Шрифт:
— В вас нет ничего знакомого мне, — сказал он.
— Но ведь теперь все изменилось. — Она показала на небо. — Вы должны были это заметить. Солнце, погода. Все уже не то, каким было раньше. Нас отправили в путешествие против нашей воли, и происходящее вне нашего понимания. Так же, как и вас. И вот мы встретились. Возможно, мы можем… друг другу помочь.
Евмен улыбнулся.
— За эти шесть лет с армией нашего божественного царя я прошел через многие странности, и все, что встречалось у нас на пути, мы покоряли. Какой бы ни была та сила, что сотворила такое с миром, не сомневаюсь, что нас она не устрашится…
Тут раздались громкие возгласы, которые вмиг облетели весь лагерь. Все как один, тысячи людей ринулись к реке, напоминая траву, колыхаемую ветром. К Евмену и Гефестиону подбежал гонец и стал торопливо им что-то рассказывать.
— В чем дело? — спросила Байсеза у де Моргана.
— Он возвращается, — ответил комиссионер. — Он наконец-то возвращается.
— Кто?
— Царь…
Небольшая флотилия спускалась вниз по реке. В большинстве своем это были баржи с плоским дном или величественные триремы с развевающимися пурпурными парусами. Флагманский корабль был поменьше и без парусов. Это была ладья, которую приводили в движение человек тридцать гребцов. Над ее кормой возвышался вышитый пурпурными и серебряными нитями навес. Как только ладья приблизилась к лагерю, навес убрали, чтобы был виден человек в окружении своей свиты, который лежал на чем-то, напоминающем золоченое ложе.
По толпе пронесся шепот. Байсеза и де Морган, о которых забыли все, кроме стражи, теснились со всеми на невысоком берегу.
— Что они говорят? — спросила Байсеза.
— Говорят, что это — обман, — ответил де Морган. — Что царь умер и они везут сюда его останки, чтобы похоронить.
Ладья пристала к берегу. По команде Гефестиона к ней двинулось несколько воинов, которые несли что-то вроде носилок. Но ко всеобщему изумлению, человек на ложе зашевелился.
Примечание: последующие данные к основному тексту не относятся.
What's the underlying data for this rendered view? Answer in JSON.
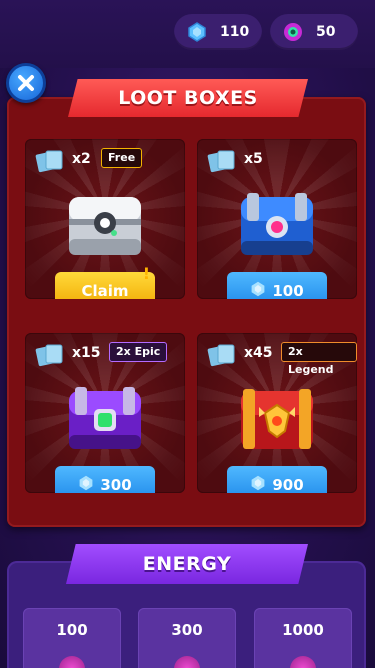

Жестом он велел воинам с носилками удалиться, затем медленно, превозмогая боль, встал на ноги, опираясь на своих спутников, одетых в белые одежды. Толпа на берегу не могла сдерживать волнение, глядя на его страдания. На прибывшем была туника с длинными рукавами, пурпурный плащ и тяжелый панцирь. Плащ был инкрустирован и подшит по краю золотом, а тунику украшали искусно вышитые солнечные лучи и фигуры.
Он был малого роста, коренастый, как и большинство македонцев, гладко выбритый, с ниспадающими на плечи волосами, разделенными средним пробором и зачесанными назад. Лицо его, покрасневшее на солнце, было лицом сильного человека, широким и красивым, а взгляд — твердым и проницательным. Когда он шел к людям на берегу, то странно держал голову, чуть-чуть наклонив ее влево. Его глаза смотрели вверх, а рот был слегка открыт.
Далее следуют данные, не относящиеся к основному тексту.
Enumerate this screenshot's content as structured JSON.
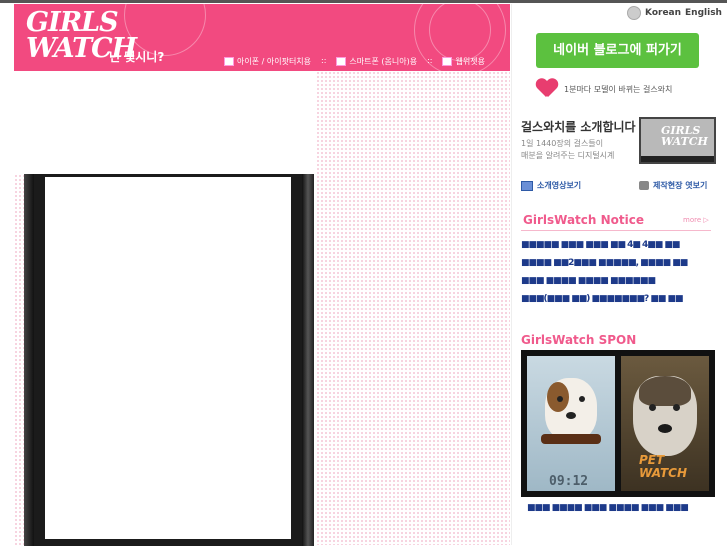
{
  "header": {
    "logo_line1": "GIRLS",
    "logo_line2": "WATCH",
    "tagline": "넌 몇시니?",
    "nav": [
      {
        "label": "아이폰 / 아이팟터치용"
      },
      {
        "label": "스마트폰 (옴니아)용"
      },
      {
        "label": "웹위젯용"
      }
    ],
    "nav_separator": "::"
  },
  "language": {
    "korean": "Korean",
    "english": "English"
  },
  "naver_button": "네이버 블로그에 퍼가기",
  "promo_text": "1분마다 모델이 바뀌는 걸스와치",
  "intro": {
    "title": "걸스와치를 소개합니다",
    "desc_line1": "1일 1440장의 걸스들이",
    "desc_line2": "매분을 알려주는 디지털시계",
    "mini_logo1": "GIRLS",
    "mini_logo2": "WATCH"
  },
  "links": {
    "video": "소개영상보기",
    "making": "제작현장 엿보기"
  },
  "notice": {
    "title": "GirlsWatch  Notice",
    "more": "more ▷",
    "items": [
      "■■■■■ ■■■ ■■■ ■■ 4■ 4■■ ■■",
      "■■■■ ■■2■■■ ■■■■■, ■■■■ ■■",
      "■■■ ■■■■ ■■■■ ■■■■■■",
      "■■■(■■■ ■■) ■■■■■■■? ■■ ■■"
    ]
  },
  "spon": {
    "title": "GirlsWatch  SPON",
    "time": "09:12",
    "pet_line1": "PET",
    "pet_line2": "WATCH",
    "caption": "■■■ ■■■■ ■■■ ■■■■ ■■■ ■■■"
  }
}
— Похож на рок-звезду, — прошептала Байсеза, — а голову держит, как принцесса Диана. Неудивительно, что они обожают его…
Толпа вновь тихо зашептала.
— Это он, — тихо сказал де Морган. — Вот что они говорят.
Байсеза взглянула на комиссионера и была поражена, заметив, что у того на глаза наворачивались слезы.
— Это он! — шептал Сесиль. — Сам Александр Македонский! Бог мой.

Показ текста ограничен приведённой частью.